To be from the tenth century, not the sixth century. This would seem puzzling, were it not for the fact that 12th century monks could easily forge an inscription in such a way as to make it seem to be from an earlier period. Its know that they did this with manuscripts.

In the ancient Irish story of Art son of Conn, King Conn and then his son Art voyage to an island called the Land of Promise (Tir Tairngiri) and the Land of Wonders (Tir na nIngnad). This island is distinguished by its "fair fragrant apple-trees", its "wild apples".

The king of the Land of Wonders, who Art slays, is named Morgan.
The Land of Promise name, in the story of Eithne daughter of Curcog, is given as a synonym for Emhain or Emne Ablach, Ablach being the Old Irish word for apple trees.
Geoffrey of Monmouth, in calling Insula Pomorum/Insula Avallonis/Isle of Avalon the "Fortunate" Isle, would seem to have been evoking an Otherworld identical to that which King Morgan ruled. Might not the name Art have been associated with Arthur's name?
The only problem with this theory is that one has to account for Geoffrey naming Morgan's kingdom Avallonis, when in the story it is called Tir na nIngnad, the "Land of Wonders".
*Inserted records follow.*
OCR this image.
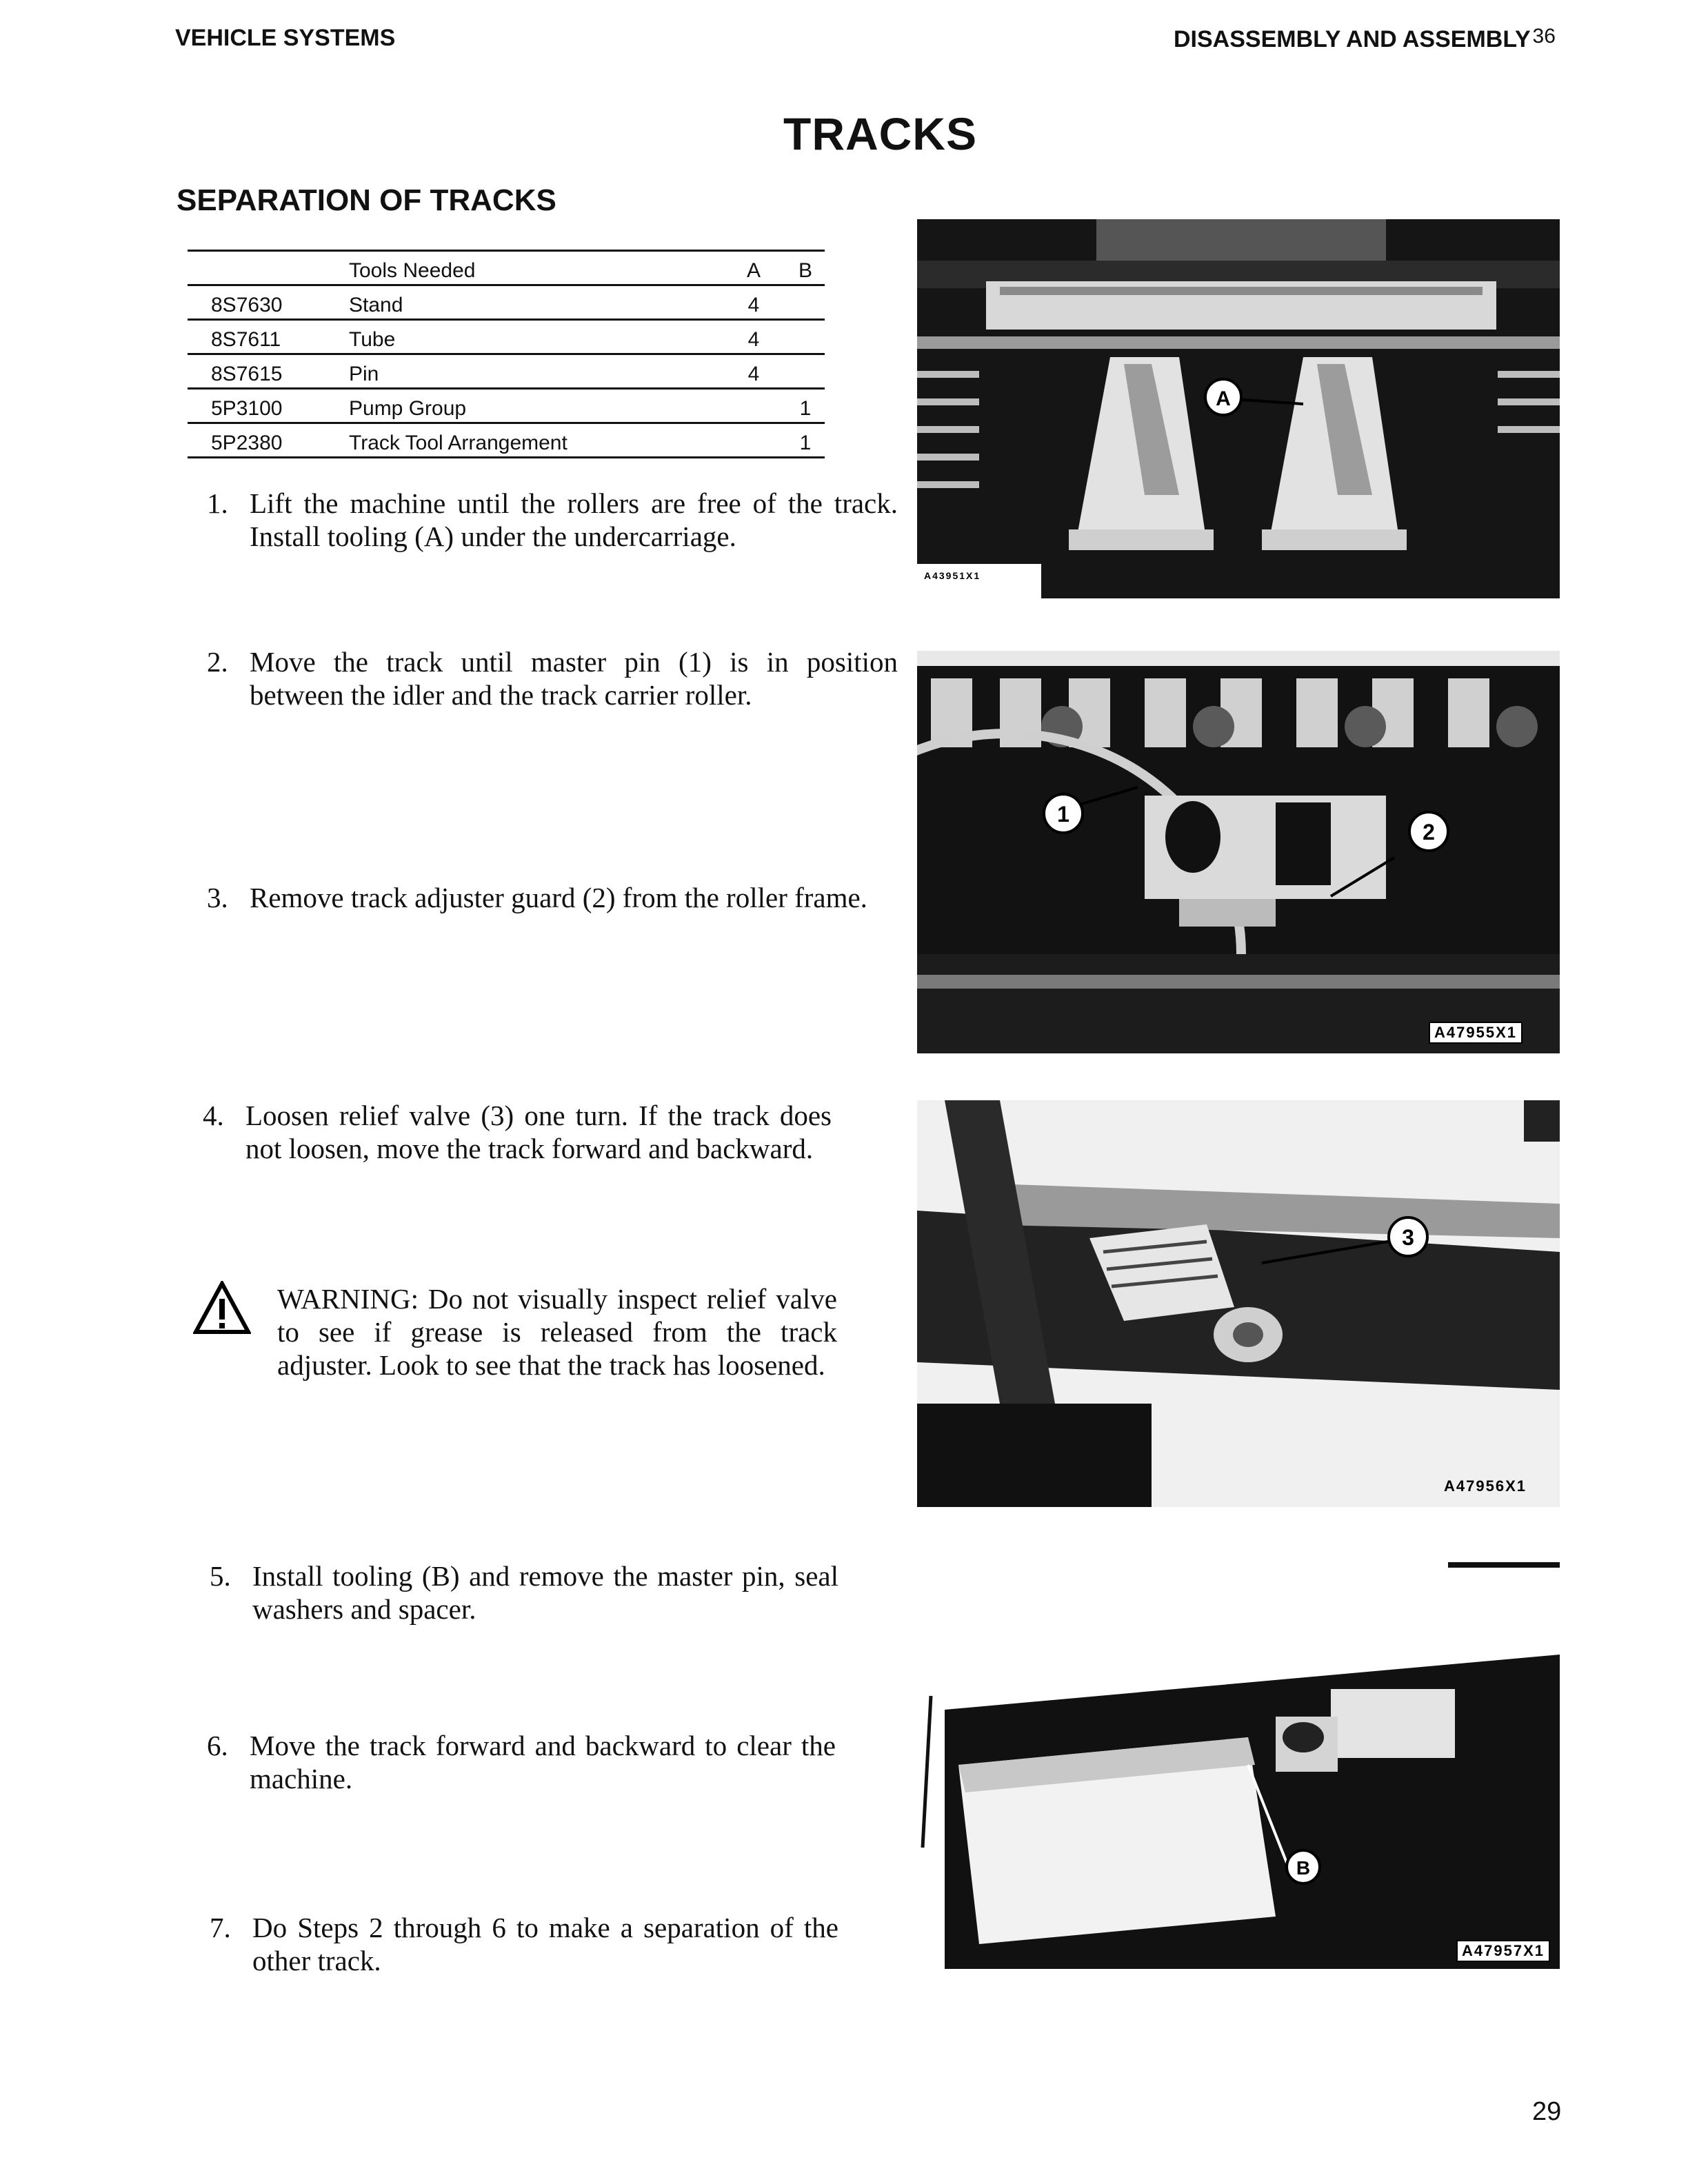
VEHICLE SYSTEMS	DISASSEMBLY AND ASSEMBLY 36
TRACKS
SEPARATION OF TRACKS
	Tools Needed	A	B
8S7630	Stand	4	
8S7611	Tube	4	
8S7615	Pin	4	
5P3100	Pump Group		1
5P2380	Track Tool Arrangement		1
1. Lift the machine until the rollers are free of the track. Install tooling (A) under the undercarriage.
2. Move the track until master pin (1) is in position between the idler and the track carrier roller.
3. Remove track adjuster guard (2) from the roller frame.
4. Loosen relief valve (3) one turn. If the track does not loosen, move the track forward and backward.
WARNING: Do not visually inspect relief valve to see if grease is released from the track adjuster. Look to see that the track has loosened.
5. Install tooling (B) and remove the master pin, seal washers and spacer.
6. Move the track forward and backward to clear the machine.
7. Do Steps 2 through 6 to make a separation of the other track.
A
A43951X1
1
2
A47955X1
3
A47956X1
B
A47957X1
29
If one follows the Cornish coast north from the Camel where Arthur supposedly was mortally wounded, we arrive at Appledore, situated on a neck of land or headland jutting out into the confluence of the Taw and Torridge Rivers. According to Eilart Ekwall, this town was le Apildore in 1335 AD. The name is Old English and means... "Apple-tree". The Appledore in Kent has an identical origin, but much earlier recorded forms: Apuldre 893 (Anglo-Saxon Chronicle), Apeldres (Domesday Book).

Obviously, the Cornish name "Avalon" (Geoffrey’s Avallonis almost certainly derives from Cornish auallen, “apple-tree”; cf. Breton avallen, Welsh afallen, Celtic *aballon-/apple-orchard) was a suitable substitution for the English name Appledore. The "Insula" or island of Avalon/Appledore is being used in the same sense as isle is used in Isle of Purbeck, Isle of Portland, or Isle of Thanet. In other words, Geoffrey’s Isle of Avalon is the neck of land or headland of Appledore.